Only a few weeks ago I saw, The Impossible, a film telling the true story of a families struggle to survive the 2004 Asian Tsunami. Granted, the acting was tremendous; Naomi Watts brought a truth to her character I did not think possible. Equally, Ewan McGregor acted so well I didn't notice his customary nomadic accent. Oh...maybe I did. However, films such as these are insensitive to how raw and unresolved their narratives feel. Hollywood should allow for these stories to become precisely that: stories. We must allow for a substantial passing of time before a film is made; to encourage public healing and the natural framing of memories. Hollywood must not dictate when and how we must remember. As much as anything, releasing films so soon after an event feels disrespectful. No sooner have they slipped out of the news, they return; repackaged underneath glitzy Hollywood wrapping paper.
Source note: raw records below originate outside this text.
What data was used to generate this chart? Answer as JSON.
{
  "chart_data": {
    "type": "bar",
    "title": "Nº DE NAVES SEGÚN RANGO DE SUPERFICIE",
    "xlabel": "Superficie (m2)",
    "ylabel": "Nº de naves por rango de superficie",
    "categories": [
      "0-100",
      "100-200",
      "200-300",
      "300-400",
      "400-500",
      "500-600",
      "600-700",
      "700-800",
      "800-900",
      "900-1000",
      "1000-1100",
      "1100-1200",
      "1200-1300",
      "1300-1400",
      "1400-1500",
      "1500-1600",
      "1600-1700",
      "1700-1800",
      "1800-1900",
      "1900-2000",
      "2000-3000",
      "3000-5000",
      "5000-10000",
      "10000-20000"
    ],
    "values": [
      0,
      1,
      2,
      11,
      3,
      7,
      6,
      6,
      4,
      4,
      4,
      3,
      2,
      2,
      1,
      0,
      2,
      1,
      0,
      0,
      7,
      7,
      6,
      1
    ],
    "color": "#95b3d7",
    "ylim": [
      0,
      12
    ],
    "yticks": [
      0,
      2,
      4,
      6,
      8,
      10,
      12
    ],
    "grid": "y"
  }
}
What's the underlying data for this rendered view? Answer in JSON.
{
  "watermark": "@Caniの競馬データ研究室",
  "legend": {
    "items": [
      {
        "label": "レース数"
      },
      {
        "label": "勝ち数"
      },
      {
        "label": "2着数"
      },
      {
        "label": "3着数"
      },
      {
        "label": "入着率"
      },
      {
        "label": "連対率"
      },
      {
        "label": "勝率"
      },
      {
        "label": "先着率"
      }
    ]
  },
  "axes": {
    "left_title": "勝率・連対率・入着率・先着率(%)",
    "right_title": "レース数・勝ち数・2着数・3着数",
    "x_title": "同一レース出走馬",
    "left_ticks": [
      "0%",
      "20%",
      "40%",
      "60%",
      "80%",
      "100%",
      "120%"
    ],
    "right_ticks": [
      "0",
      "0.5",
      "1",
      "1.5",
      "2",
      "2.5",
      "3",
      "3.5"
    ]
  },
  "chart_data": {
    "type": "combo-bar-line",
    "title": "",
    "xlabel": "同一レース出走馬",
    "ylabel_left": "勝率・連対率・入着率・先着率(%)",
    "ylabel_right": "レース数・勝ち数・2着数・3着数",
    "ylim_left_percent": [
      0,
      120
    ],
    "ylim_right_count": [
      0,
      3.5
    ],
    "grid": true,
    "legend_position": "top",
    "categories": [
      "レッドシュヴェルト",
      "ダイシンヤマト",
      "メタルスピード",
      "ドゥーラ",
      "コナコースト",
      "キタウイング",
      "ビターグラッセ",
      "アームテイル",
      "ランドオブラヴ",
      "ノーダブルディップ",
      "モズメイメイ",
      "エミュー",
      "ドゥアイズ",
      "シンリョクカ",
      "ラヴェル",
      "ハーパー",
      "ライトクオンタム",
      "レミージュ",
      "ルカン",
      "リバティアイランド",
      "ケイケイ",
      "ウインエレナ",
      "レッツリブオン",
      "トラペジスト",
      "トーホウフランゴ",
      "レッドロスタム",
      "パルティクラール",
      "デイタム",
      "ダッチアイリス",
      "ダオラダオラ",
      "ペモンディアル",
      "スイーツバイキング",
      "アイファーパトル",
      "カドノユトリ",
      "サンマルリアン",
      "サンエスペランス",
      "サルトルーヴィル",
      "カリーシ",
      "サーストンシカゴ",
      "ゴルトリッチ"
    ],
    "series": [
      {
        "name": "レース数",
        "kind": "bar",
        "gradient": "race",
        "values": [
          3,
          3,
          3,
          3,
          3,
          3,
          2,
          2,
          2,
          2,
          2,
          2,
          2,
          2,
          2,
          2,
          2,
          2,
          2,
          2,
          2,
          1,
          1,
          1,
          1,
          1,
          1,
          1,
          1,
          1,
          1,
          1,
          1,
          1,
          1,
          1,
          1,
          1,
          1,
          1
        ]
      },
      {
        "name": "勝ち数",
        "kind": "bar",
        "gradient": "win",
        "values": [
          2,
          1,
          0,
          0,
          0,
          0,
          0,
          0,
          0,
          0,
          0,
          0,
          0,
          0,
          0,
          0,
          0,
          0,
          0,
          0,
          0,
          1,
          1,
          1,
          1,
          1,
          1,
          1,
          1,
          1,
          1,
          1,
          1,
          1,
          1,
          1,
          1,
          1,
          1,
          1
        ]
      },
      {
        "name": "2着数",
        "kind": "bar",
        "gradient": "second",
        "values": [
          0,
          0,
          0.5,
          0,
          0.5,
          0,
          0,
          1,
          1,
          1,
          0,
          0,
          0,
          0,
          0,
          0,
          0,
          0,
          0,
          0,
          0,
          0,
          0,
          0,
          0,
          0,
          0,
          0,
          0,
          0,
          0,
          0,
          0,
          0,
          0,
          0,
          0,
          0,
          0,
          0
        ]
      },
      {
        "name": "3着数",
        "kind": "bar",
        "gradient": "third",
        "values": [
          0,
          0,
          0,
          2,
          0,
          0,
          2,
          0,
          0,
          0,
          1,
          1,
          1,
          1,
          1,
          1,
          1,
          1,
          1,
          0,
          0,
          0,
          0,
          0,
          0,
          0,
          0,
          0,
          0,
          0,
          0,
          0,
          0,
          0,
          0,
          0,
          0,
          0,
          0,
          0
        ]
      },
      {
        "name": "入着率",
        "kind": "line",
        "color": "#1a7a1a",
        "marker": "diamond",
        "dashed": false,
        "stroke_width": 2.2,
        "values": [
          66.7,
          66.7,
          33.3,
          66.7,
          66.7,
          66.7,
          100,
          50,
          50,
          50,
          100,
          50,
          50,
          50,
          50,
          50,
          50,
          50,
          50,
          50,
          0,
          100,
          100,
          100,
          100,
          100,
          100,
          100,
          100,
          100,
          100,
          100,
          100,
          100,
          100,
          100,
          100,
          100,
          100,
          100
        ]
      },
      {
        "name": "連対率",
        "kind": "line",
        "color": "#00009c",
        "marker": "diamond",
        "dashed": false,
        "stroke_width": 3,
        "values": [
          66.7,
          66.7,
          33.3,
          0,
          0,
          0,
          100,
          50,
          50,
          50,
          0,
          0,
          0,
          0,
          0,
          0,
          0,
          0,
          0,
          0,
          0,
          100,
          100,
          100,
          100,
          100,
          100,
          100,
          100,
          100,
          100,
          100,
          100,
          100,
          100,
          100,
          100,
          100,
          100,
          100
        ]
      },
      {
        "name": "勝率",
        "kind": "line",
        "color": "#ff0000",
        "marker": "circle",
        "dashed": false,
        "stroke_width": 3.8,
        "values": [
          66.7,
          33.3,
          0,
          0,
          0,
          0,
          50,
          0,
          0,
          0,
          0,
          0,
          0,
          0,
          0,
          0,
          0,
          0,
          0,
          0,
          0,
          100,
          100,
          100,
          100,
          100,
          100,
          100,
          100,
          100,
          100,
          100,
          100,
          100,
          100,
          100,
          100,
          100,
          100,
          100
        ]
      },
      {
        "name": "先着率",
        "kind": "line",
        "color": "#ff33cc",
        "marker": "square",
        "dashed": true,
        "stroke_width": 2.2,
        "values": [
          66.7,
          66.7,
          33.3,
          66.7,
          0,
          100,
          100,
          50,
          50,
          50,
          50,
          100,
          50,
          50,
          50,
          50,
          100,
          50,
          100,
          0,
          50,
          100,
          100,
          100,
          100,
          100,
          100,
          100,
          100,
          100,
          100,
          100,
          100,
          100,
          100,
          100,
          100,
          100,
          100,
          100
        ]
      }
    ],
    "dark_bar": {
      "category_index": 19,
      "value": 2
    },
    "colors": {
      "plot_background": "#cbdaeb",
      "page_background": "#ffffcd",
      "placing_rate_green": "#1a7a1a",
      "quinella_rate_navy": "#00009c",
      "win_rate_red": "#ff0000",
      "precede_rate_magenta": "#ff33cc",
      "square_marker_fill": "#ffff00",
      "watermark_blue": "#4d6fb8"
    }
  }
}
The greatest culprit to this crime was the Nicholas Cage film World Trade Centre. Notwithstanding that this film received mediocre reviews, I refused to see it out of principle: outraged as only a mere five years had passed since the 9/11 terrorist attacks. Whilst I accept the power of films to educate and help us move on, this felt distinctly like taking advantage. The difference is time. Recounting the Holocaust or stories of harrowing warfare like Pearl Harbour is a vital part of cinema tradition. Here the film industry can be both educational and entertaining, with no grudge being held against the profit seekers.

With many of these films the wounds are still sore and collective healing has only just begun. Society seeks an organic closure, not one thrust upon us by the film industry. I implore Hollywood allow us to tell our own stories, not simply recall yours. The time will come when films are needed, when society needs reminding. Now is not that time.